Chumy... With all due respect... That is Mother Nature breaking down the material

I'm not trying to come off rude... So please don't take it that way

The ph drop is part of the process... Shrooms and fungi are a good sign 

I know sometimes there is too much and it makes us fearful... But I simply spray them off

Having live microbes in the garden is a good thing... And fungus is just a part


----------



## DuckMendenhall (Nov 5, 2007)

*Pics of the leaves*

Below are some pictures of the cucumbers and pole beans leaves.

I released these little guys yesterday evening...hopefully they can control some of the pests. I did not count, I bought 2 eggs about a month or so ago, 1 hatched.
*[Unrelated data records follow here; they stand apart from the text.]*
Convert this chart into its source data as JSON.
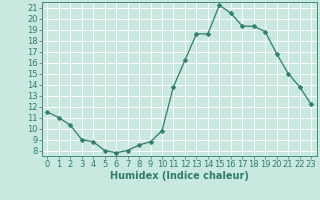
{
  "x": [
    0,
    1,
    2,
    3,
    4,
    5,
    6,
    7,
    8,
    9,
    10,
    11,
    12,
    13,
    14,
    15,
    16,
    17,
    18,
    19,
    20,
    21,
    22,
    23
  ],
  "y": [
    11.5,
    11.0,
    10.3,
    9.0,
    8.8,
    8.0,
    7.8,
    8.0,
    8.5,
    8.8,
    9.8,
    13.8,
    16.2,
    18.6,
    18.6,
    21.2,
    20.5,
    19.3,
    19.3,
    18.8,
    16.8,
    15.0,
    13.8,
    12.2
  ],
  "line_color": "#2e7d6e",
  "marker": "D",
  "marker_size": 2.5,
  "bg_color": "#c8e8e0",
  "grid_color": "#ffffff",
  "xlabel": "Humidex (Indice chaleur)",
  "xlabel_fontsize": 7,
  "tick_fontsize": 6,
  "ylim": [
    7.5,
    21.5
  ],
  "xlim": [
    -0.5,
    23.5
  ],
  "yticks": [
    8,
    9,
    10,
    11,
    12,
    13,
    14,
    15,
    16,
    17,
    18,
    19,
    20,
    21
  ],
  "xticks": [
    0,
    1,
    2,
    3,
    4,
    5,
    6,
    7,
    8,
    9,
    10,
    11,
    12,
    13,
    14,
    15,
    16,
    17,
    18,
    19,
    20,
    21,
    22,
    23
  ]
}
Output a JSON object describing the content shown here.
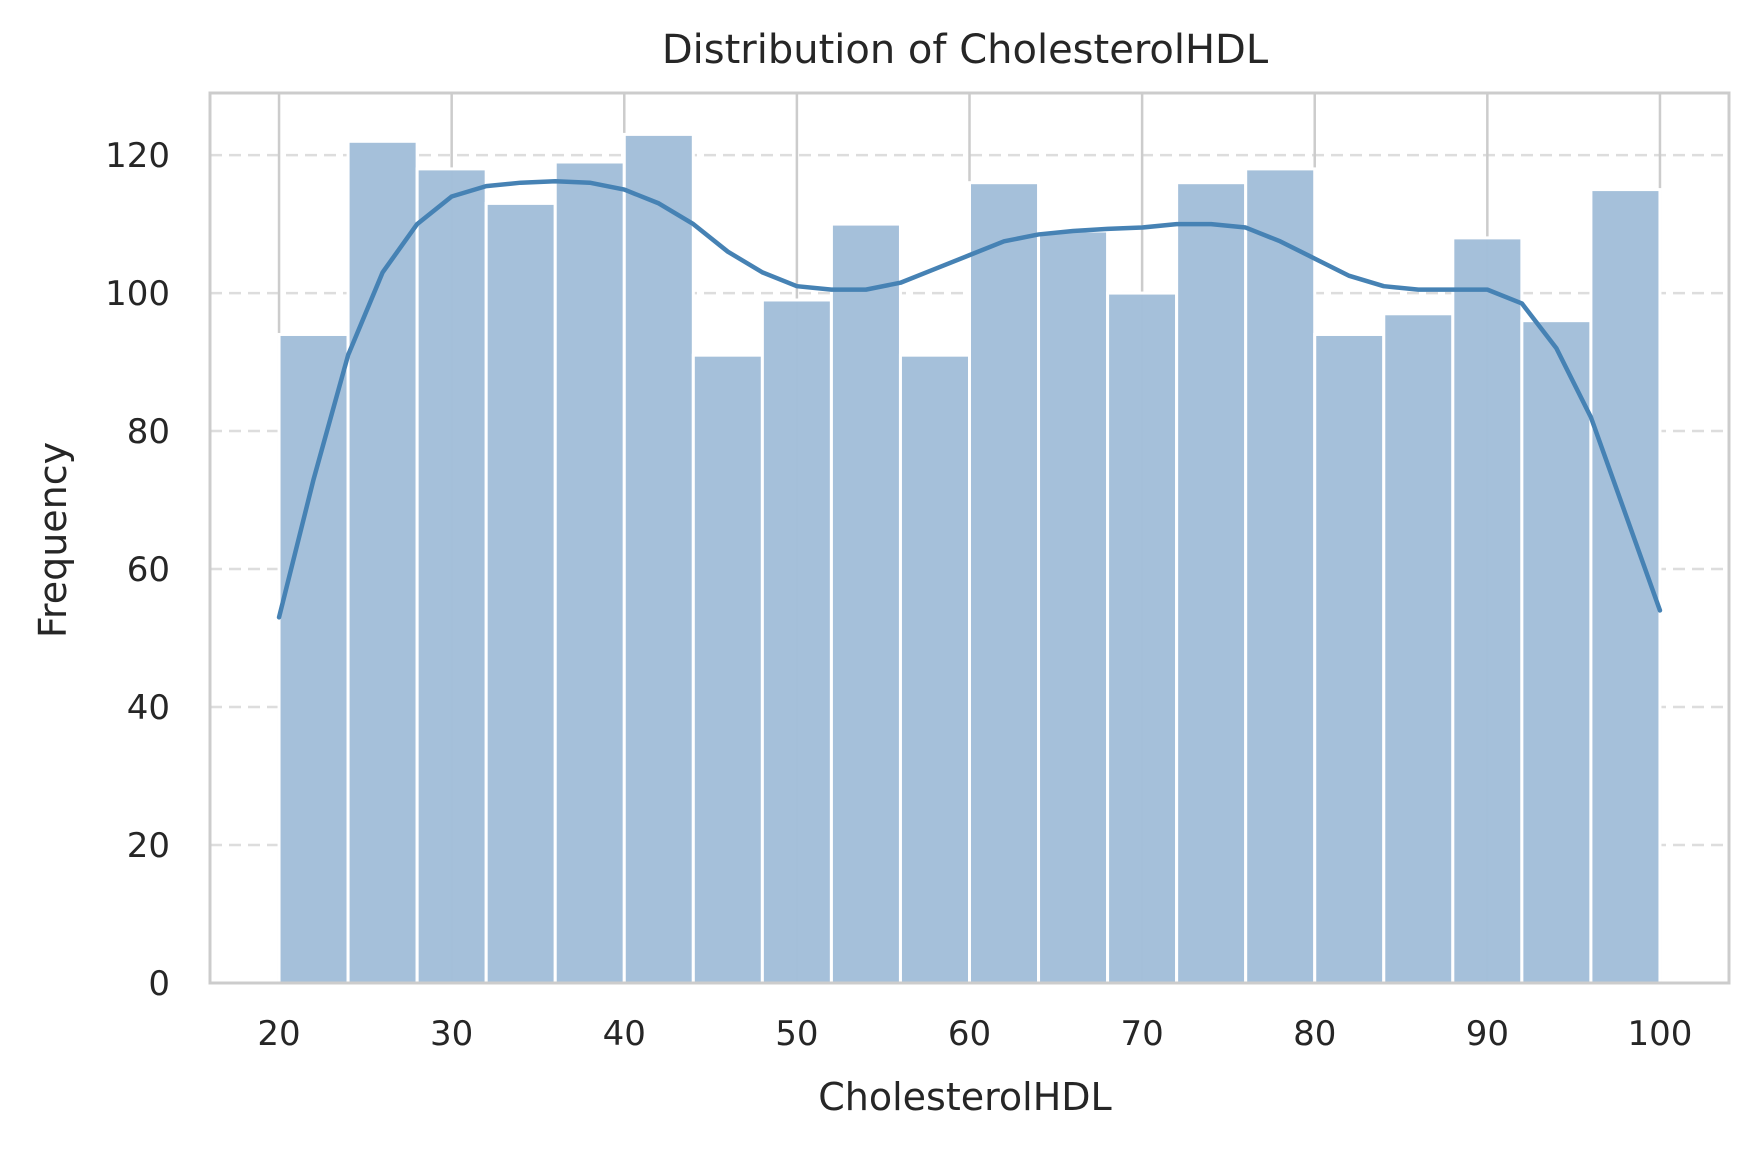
{
  "chart_data": {
    "type": "bar",
    "subtype": "histogram-with-kde",
    "title": "Distribution of CholesterolHDL",
    "xlabel": "CholesterolHDL",
    "ylabel": "Frequency",
    "xlim": [
      16,
      104
    ],
    "ylim": [
      0,
      129
    ],
    "xticks": [
      20,
      30,
      40,
      50,
      60,
      70,
      80,
      90,
      100
    ],
    "yticks": [
      0,
      20,
      40,
      60,
      80,
      100,
      120
    ],
    "grid": {
      "x": "solid",
      "y": "dashed"
    },
    "legend": "none",
    "bins": [
      {
        "x0": 20,
        "x1": 24,
        "count": 94
      },
      {
        "x0": 24,
        "x1": 28,
        "count": 122
      },
      {
        "x0": 28,
        "x1": 32,
        "count": 118
      },
      {
        "x0": 32,
        "x1": 36,
        "count": 113
      },
      {
        "x0": 36,
        "x1": 40,
        "count": 119
      },
      {
        "x0": 40,
        "x1": 44,
        "count": 123
      },
      {
        "x0": 44,
        "x1": 48,
        "count": 91
      },
      {
        "x0": 48,
        "x1": 52,
        "count": 99
      },
      {
        "x0": 52,
        "x1": 56,
        "count": 110
      },
      {
        "x0": 56,
        "x1": 60,
        "count": 91
      },
      {
        "x0": 60,
        "x1": 64,
        "count": 116
      },
      {
        "x0": 64,
        "x1": 68,
        "count": 109
      },
      {
        "x0": 68,
        "x1": 72,
        "count": 100
      },
      {
        "x0": 72,
        "x1": 76,
        "count": 116
      },
      {
        "x0": 76,
        "x1": 80,
        "count": 118
      },
      {
        "x0": 80,
        "x1": 84,
        "count": 94
      },
      {
        "x0": 84,
        "x1": 88,
        "count": 97
      },
      {
        "x0": 88,
        "x1": 92,
        "count": 108
      },
      {
        "x0": 92,
        "x1": 96,
        "count": 96
      },
      {
        "x0": 96,
        "x1": 100,
        "count": 115
      }
    ],
    "kde": {
      "x": [
        20,
        22,
        24,
        26,
        28,
        30,
        32,
        34,
        36,
        38,
        40,
        42,
        44,
        46,
        48,
        50,
        52,
        54,
        56,
        58,
        60,
        62,
        64,
        66,
        68,
        70,
        72,
        74,
        76,
        78,
        80,
        82,
        84,
        86,
        88,
        90,
        92,
        94,
        96,
        98,
        100
      ],
      "y": [
        53,
        73,
        91,
        103,
        110,
        114,
        115.5,
        116,
        116.2,
        116,
        115,
        113,
        110,
        106,
        103,
        101,
        100.5,
        100.5,
        101.5,
        103.5,
        105.5,
        107.5,
        108.5,
        109,
        109.3,
        109.5,
        110,
        110,
        109.5,
        107.5,
        105,
        102.5,
        101,
        100.5,
        100.5,
        100.5,
        98.5,
        92,
        82,
        68,
        54
      ]
    },
    "colors": {
      "bar": "#a3bfd9",
      "kde": "#4682b4",
      "grid": "#dddddd",
      "frame": "#cccccc"
    }
  }
}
Did not get a pic of the so called lady bug, but I did see one, and it does look like a beetle when I search the web...dead bugs from here on out.

Thanks for the insight...


----------



## RonnieS (Jan 1, 2010)

My cukes and a friends that is 10 miles from me are looking the same. What is causing it?


----------



## chumy (Jul 13, 2012)

Muddskipper said:


> Chumy... With all due respect... That is Mother Nature breaking down the material
> 
> I'm not trying to come off rude... So please don't take it that way
> 
> ...


I didn't take your comment as rude. I'm kind of a simple person, if something sticks it head above my soil, it's taking nutrients below ground that i just put there in the form of compost?

Why do mushroom farmers change out and sell their compost for us to put in our gardens? Does it get too acidec or are the nutrients used up? Both? I don't know.

This is what i am having problems with understanding.
thanks for your help


----------



## chuck leaman (Jul 15, 2004)

My cukes look a little rough from the pea-marble sized hail we got a week or so ago but they are coming back nicely. The lady bugs are out in force around here so I don't need to buy any and we should start seeing a lot of praying mantis around here soon too.


----------



## Tail_Pincher (Jul 5, 2011)

My cukes are doing pretty good and my squash is growing like crazy. Hopefully this week of warm weather will boost the peppers.


----------



## Fishing Logic (Aug 25, 2005)

Learned the hard way last year cukes do not like high nitrogen. :/
Rich, well-aged compost is the best food for cucumbers.


----------